The current state of our University’s Central Student Government is something to be bemoaned. Instead of being led by pragmatists dedicated to governing and improving campus life; isolationism and political zealotry currently consume our elected representatives and shroud CSG in a haze of unrealistic idealism and vague promises of transformational change far inaccessible to the average student. CSG has lost its fundamental principles and it has lost its focus. It’s time for students across campus to take CSG back.
There are six candidates for president and vice president this year, and each is claiming to bring big change to the CSG — but how can we trust such a statement? Every year that I have attended the University, there have been calls for change at CSG. Every year we may gain some change from a few individuals on the 3rd floor of the Union, but for the most part the actual achievements of CSG representatives fall short of their vague or foolhardy promises to the voters during campaigns. The reason they fall short on their promises is not that their intentions were bad or that their ideas were bad, but that they failed to recognize CSG’s practical limits, and more importantly, failed to recognize where the strengths of a student government lie.

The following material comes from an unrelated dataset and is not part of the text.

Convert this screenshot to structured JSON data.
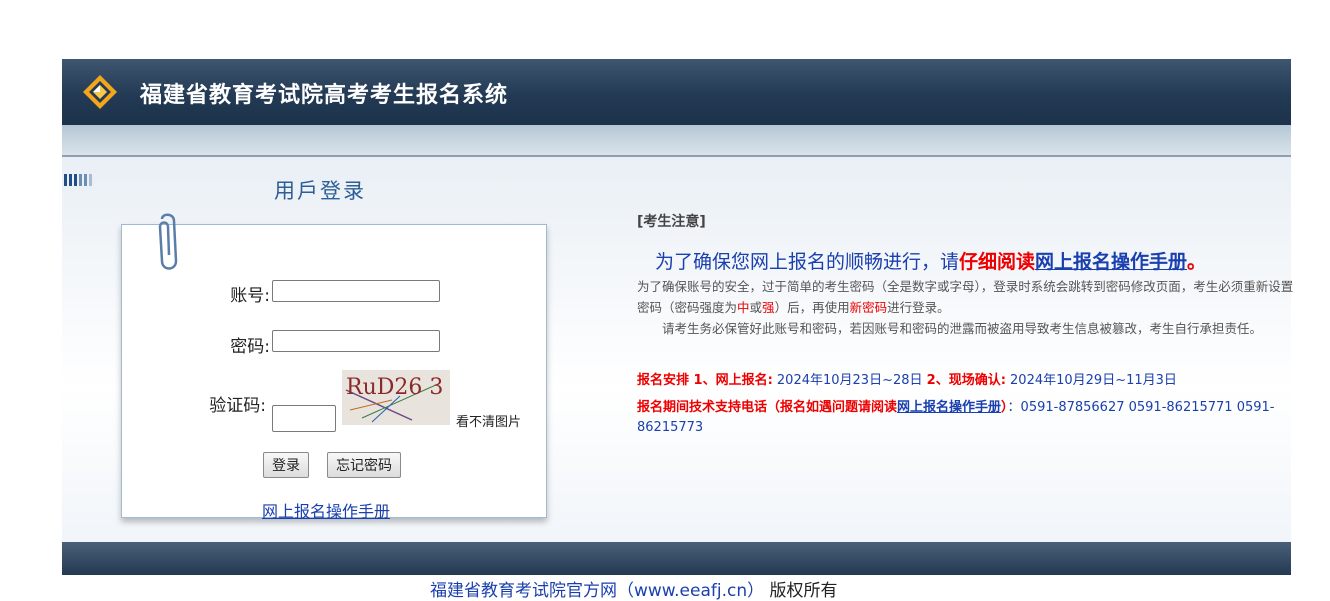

One of the largest services at CSG dedicated directly to the enhancement of student life is the Student Organization Funding Commission. The commission is not perfect, but as a vice-chair of SOFC I can honestly say that the change we have seen this year with the new rolling funding system would have been impossible without the vision, guidance and assiduous leadership of CSG Treasurer Shreya Singh. Shreya has been instrumental in the new rolling funding system, which has allowed an unprecedented number of student organizations to receive unprecedented amounts of funding to bring the level of campus involvement and leadership to a higher standard. With more opportunities to apply for funding than ever before, student organizations are putting on more events and engaging more students in activism, community service, culture, concerts, art, academia, sports, community building and movements of social justice. They are bringing in speakers and performers, and sending out students to other schools and states to represent the leaders and best with pride.

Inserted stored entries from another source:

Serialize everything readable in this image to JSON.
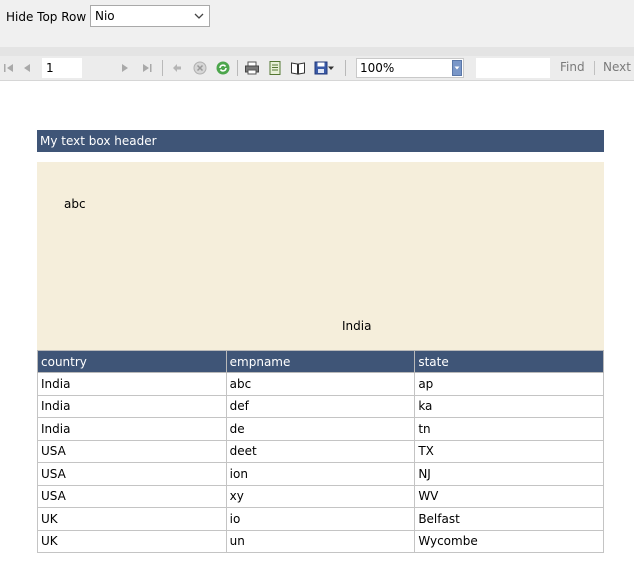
{
  "parameters": {
    "label": "Hide Top Row",
    "selected": "Nio"
  },
  "toolbar": {
    "page_number": "1",
    "zoom": "100%",
    "find_label": "Find",
    "next_label": "Next"
  },
  "report": {
    "header_title": "My text box header",
    "textbox": {
      "line1": "abc",
      "line2": "India"
    },
    "table": {
      "columns": [
        "country",
        "empname",
        "state"
      ],
      "rows": [
        [
          "India",
          "abc",
          "ap"
        ],
        [
          "India",
          "def",
          "ka"
        ],
        [
          "India",
          "de",
          "tn"
        ],
        [
          "USA",
          "deet",
          "TX"
        ],
        [
          "USA",
          "ion",
          "NJ"
        ],
        [
          "USA",
          "xy",
          "WV"
        ],
        [
          "UK",
          "io",
          "Belfast"
        ],
        [
          "UK",
          "un",
          "Wycombe"
        ]
      ]
    }
  },
  "colors": {
    "header_bg": "#3f5577",
    "textbox_bg": "#f5eedb"
  }
}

This is the strength of the student government: its students. Contrary to claims by some candidates, CSG cannot take on the administration or Lansing alone, but with the leadership of Shreya Singh, Ethan Hahn and the youMICH party, CSG will use its resources and brilliant minds to help facilitate real opportunities for students to do things like engage the administration in fireside talks or combat the effects of higher tuition through streamlined financial aid information. We cannot and should not expect the student government or individual candidates to get the constitution of the state of Michigan amended in order to place a student regent on the University’s Board of Regents. Nor should we expect our student leaders to be able to overturn decades of legal and legislative precedents to offer illegal immigrants in-state tuition. All candidates in this election obviously support the idea of greater student representation and involvement, but putting these lofty goals and issues at the forefront of your agenda distracts the student government from actually achieving something real and tangible for students on campus.
Others have claimed that the youMICH party’s plans plans are “small”. I would instead describe them as focused. I would describe them as pragmatic. Big change in the student government, the University administration or in the state of Michigan will not come from applying the same political nonsense through the same rhetoric that we have seen over and over again at CSG, but rather through realistic, pragmatic goals that the Central Student Government can actually pursue to engage students in these issues. And the best way to create change on campus is for CSG to empower students and student organizations to be the ones to create that change.
As SOFC vice-chair, I would like to encourage student leaders on campus to carefully review each candidate’s plans toward student organization funding. The CSG student organization funding process is a critical component of CSG’s impact and benefit to campus. Blanket statements to “improve” or “reform” student organization funding, or even proposals for a one-size-fits-all “common app” for funding should be strongly questioned, and changes proposed by parties that include such language could easily result in student organizations facing gaps in funding or seriously delayed turnover in decisions. With their experience, Shreya Singh and Ethan Hahn comprise the team with the most knowledge and experience with the funding system, best prepared to make changes that actually function to service the students. If you no longer wish to accept the same old large and disconnected promises, vote youMICH and vote for Shreya Singh and Ethan Hahn for CSG this March 21-22 — use your vote to put the “student” back into student government.
Michael Budros is an LSA junior and vice-chair of CSG’s Student Organization Funding Commission.